Interaction terms are used to (1) expand the set of hypothesis and/or controls in a regression, and (2) model relationships in more complex econometric models (e.g. differences-in-differences, instrumental variables).

In [None]:
model1 = smf.ols(formula='EMP ~ HRSOPEN + BONUS + HRSOPEN * BONUS ', data=pre).fit()
print(model1.summary())

**QUESTION**: Interpret each coefficient.

### 4. Differences-in-differences

In [None]:
# Visual assessment of the dif-in-dif
control_pre = df[(df['PERIOD'] == 0) & (df['STATE'] == 0)]['EMP'].mean()
treatment_pre = df[(df['PERIOD'] == 0) & (df['STATE'] == 1)]['EMP'].mean()
control_post = df[(df['PERIOD'] == 1) & (df['STATE'] == 0)]['EMP'].mean()
treatment_post = df[(df['PERIOD'] == 1) & (df['STATE'] == 1)]['EMP'].mean()

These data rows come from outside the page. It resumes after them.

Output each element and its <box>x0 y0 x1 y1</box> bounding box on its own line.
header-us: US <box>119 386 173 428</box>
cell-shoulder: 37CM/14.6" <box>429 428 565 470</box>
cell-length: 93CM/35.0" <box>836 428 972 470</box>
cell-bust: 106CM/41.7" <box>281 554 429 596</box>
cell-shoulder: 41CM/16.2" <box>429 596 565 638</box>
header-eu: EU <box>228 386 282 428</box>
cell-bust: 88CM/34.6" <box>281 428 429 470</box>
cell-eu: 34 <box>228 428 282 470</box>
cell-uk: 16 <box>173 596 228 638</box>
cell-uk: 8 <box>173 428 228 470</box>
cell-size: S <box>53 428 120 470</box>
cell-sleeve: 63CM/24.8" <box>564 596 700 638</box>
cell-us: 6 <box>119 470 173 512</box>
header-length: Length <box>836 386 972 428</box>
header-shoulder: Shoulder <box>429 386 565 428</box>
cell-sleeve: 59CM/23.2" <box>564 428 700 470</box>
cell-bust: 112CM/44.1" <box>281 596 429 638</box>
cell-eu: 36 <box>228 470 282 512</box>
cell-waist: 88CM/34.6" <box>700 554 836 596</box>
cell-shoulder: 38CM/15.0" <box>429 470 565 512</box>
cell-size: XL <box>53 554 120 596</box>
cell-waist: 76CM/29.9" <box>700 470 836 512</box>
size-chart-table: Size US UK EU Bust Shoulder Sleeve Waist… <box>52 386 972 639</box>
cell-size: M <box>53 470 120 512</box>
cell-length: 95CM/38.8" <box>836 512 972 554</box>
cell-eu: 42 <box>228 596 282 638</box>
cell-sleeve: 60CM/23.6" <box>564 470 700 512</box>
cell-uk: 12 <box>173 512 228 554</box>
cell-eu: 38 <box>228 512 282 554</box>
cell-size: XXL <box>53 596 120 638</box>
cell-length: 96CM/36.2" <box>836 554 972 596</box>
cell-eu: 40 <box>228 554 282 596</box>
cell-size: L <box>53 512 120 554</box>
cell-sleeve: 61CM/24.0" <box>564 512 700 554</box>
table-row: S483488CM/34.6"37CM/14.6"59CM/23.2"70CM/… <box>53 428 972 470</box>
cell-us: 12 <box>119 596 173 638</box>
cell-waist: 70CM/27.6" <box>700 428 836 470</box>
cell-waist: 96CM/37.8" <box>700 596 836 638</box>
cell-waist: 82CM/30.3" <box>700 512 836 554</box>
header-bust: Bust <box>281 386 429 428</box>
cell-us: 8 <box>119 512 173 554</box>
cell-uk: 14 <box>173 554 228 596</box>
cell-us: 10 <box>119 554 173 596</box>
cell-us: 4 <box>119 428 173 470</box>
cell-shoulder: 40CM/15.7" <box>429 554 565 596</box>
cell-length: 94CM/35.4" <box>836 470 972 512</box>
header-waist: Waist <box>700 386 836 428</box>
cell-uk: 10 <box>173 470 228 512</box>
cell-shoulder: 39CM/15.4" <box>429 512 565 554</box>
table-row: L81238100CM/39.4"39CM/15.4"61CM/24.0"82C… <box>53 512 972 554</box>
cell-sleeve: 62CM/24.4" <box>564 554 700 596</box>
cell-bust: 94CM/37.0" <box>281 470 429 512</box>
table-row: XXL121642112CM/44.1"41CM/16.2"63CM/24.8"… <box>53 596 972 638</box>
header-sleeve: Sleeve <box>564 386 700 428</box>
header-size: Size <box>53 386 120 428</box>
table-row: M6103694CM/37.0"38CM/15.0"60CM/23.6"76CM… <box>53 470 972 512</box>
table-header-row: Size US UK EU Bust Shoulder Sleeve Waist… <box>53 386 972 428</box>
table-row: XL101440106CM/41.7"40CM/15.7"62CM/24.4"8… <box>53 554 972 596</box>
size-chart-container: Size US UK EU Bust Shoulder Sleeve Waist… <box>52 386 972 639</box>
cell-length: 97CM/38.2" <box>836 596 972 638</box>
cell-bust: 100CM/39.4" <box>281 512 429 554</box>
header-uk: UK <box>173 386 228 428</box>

fig = plt.figure(figsize=(8, 5))
plt.scatter([0, 1], [control_pre, control_post], s=200)
plt.plot([0, 1], [control_pre, control_post], label='Control (Pennsylvania)')
plt.scatter([0, 1], [treatment_pre, treatment_post], s=200)
plt.plot([0, 1], [treatment_pre, treatment_post], label='Treatment (New Jersey)')
plt.legend(loc='best', fontsize='large')
plt.xlabel('Time (Pre vs. Post)', fontsize='large')
plt.ylabel('Average Employees', fontsize='large')
plt.title('Employees Over Time', fontsize='x-large')
plt.show()


In [None]:
# TODO: Use a differences-in-differences specification to estimate the impact of the increase in the 
# minimum wage in New Jersey (state == 1) between the pre- and the post-period (period==1). 

# Remember the dif-in-dif formula: Y = B0 + B1*Time + B2*Intervention + B3*(Time*Intervention)

**QUESTION**: Interpret the regression coefficients in terms of the impact of the minimum wage change on employment.

**QUESTION**: Why might you want to add control variables to this regression?